Il est également suggéré de travailler au développement de normes réglementaires et cliniques cohérentes encadrant la consommation dans les établissements, et de présenter et expliquer ces dernières dès l’admission. Il reste toutefois essentiel d’évaluer régulièrement la consommation et les risques associés.
L’implication active des personnes consommatrices dans l’élaboration et l’actualisation de leur plan d’intervention est importante, en tenant compte de leurs capacités et de leurs objectifs personnels (abstinence, réduction ou poursuite de la consommation). Les pratiques d’accompagnement doivent alors s’articuler avec ces objectifs et les particularités de leur environnement, tout en faisant en sorte que la consommation reste sécuritaire. Il est aussi proposé de créer des comités de personnes consommatrices pouvant participer aux instances décisionnelles des établissements.
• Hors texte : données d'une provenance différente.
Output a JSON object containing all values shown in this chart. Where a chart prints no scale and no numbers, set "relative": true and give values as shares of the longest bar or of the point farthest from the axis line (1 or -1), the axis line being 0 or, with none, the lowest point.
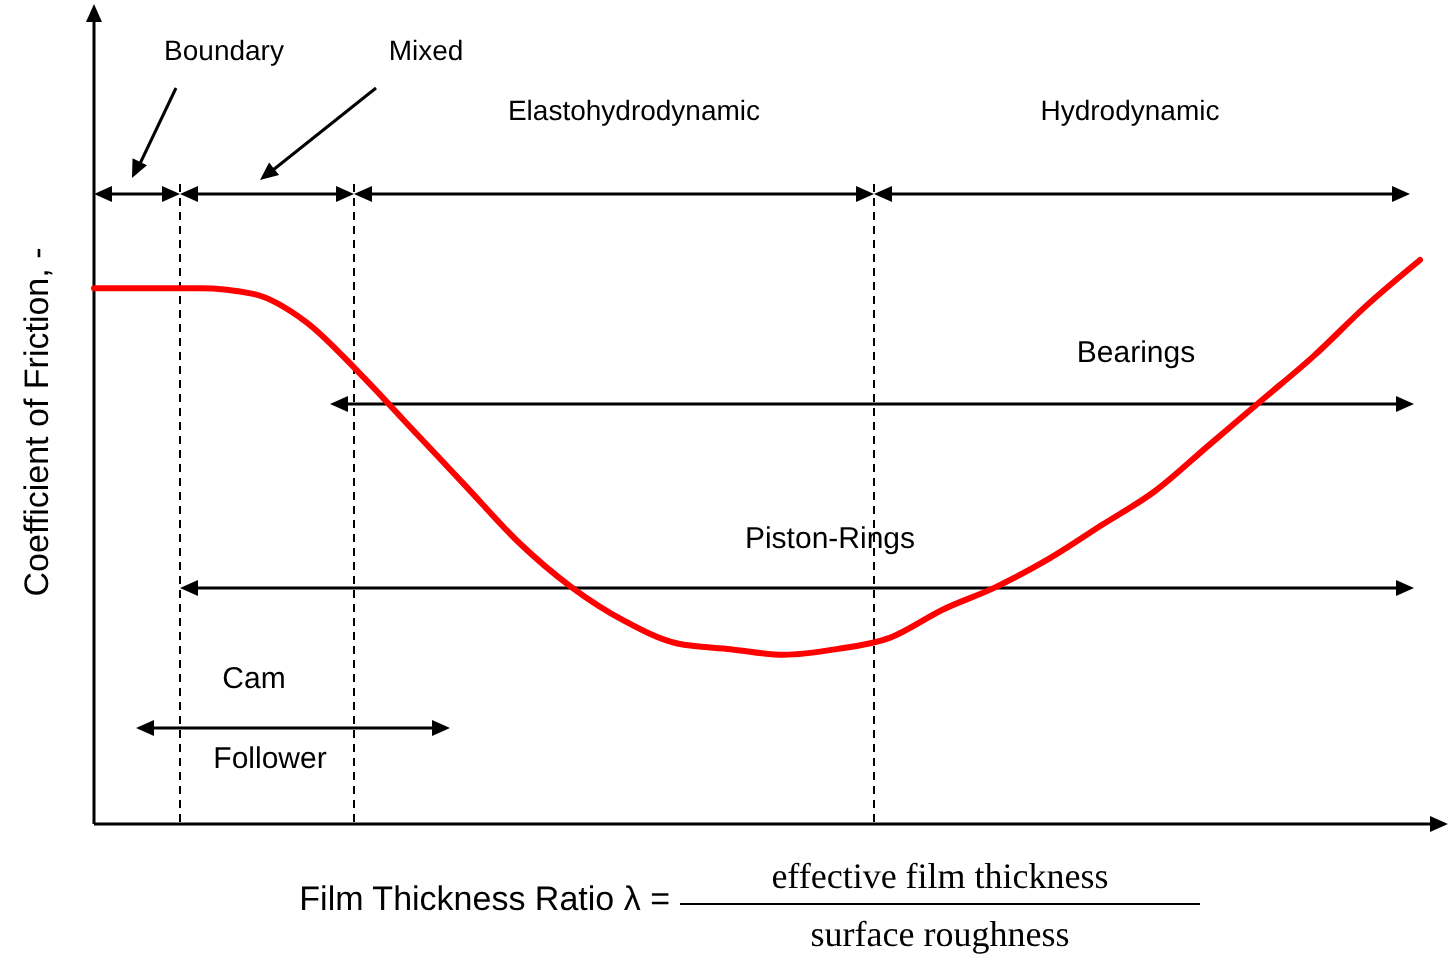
{
  "chart_data": {
    "type": "line",
    "relative": true,
    "xlabel": "Film Thickness Ratio λ = $^{effective film thickness}$$_{surface roughness}$",
    "ylabel": "Coefficient of Friction, -",
    "categories": [
      null,
      null,
      null,
      null,
      null,
      null,
      null,
      null,
      null,
      null,
      null,
      null,
      null,
      null,
      null,
      null,
      null,
      null,
      null,
      null,
      null,
      null,
      null,
      null,
      null,
      null
    ],
    "series": [
      {
        "color": "#ff0000",
        "values": [
          0.95,
          0.95,
          0.95,
          0.94,
          0.89,
          0.8,
          0.7,
          0.6,
          0.5,
          0.42,
          0.36,
          0.32,
          0.31,
          0.3,
          0.31,
          0.33,
          0.38,
          0.42,
          0.47,
          0.53,
          0.59,
          0.67,
          0.75,
          0.83,
          0.92,
          1
        ]
      }
    ],
    "annotations": [
      "Boundary",
      "Mixed",
      "Elastohydrodynamic",
      "Hydrodynamic",
      "Bearings",
      "Piston-Rings",
      "Cam",
      "Follower"
    ]
  }
}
Formaliser des ententes de services entre les milieux d’hébergement et de soins de longue durée, les services spécialisés (notamment en dépendance), ou encore les ressources communautaires est essentiel, par exemple, pour fluidifier les références et l’accès à d’autres expertises. Ces collaborations permettraient aussi de déployer une prise en charge davantage intégrée, plus adaptée aux besoins complexes de ces personnes. Enfin, créer des communautés multidisciplinaires de co-développement et de partage des pratiques et des connaissances représenterait une ressource pertinente de soutien pour les équipes.
CONCLUSION
Les quelques pistes survolées ici soulignent déjà bien l’ampleur de la tâche qu’il reste à accomplir pour bonifier les services dans le contexte d’hébergement et de soins de longue durée, à destination des personnes âgées consommant des SPA. Repenser l’intervention et l’organisation des services pour les adapter à cette clientèle croissante reste un défi important à relever alors que le vieillissement de la population exerce déjà une pression notable sur les services sociaux et de santé, au Québec comme ailleurs.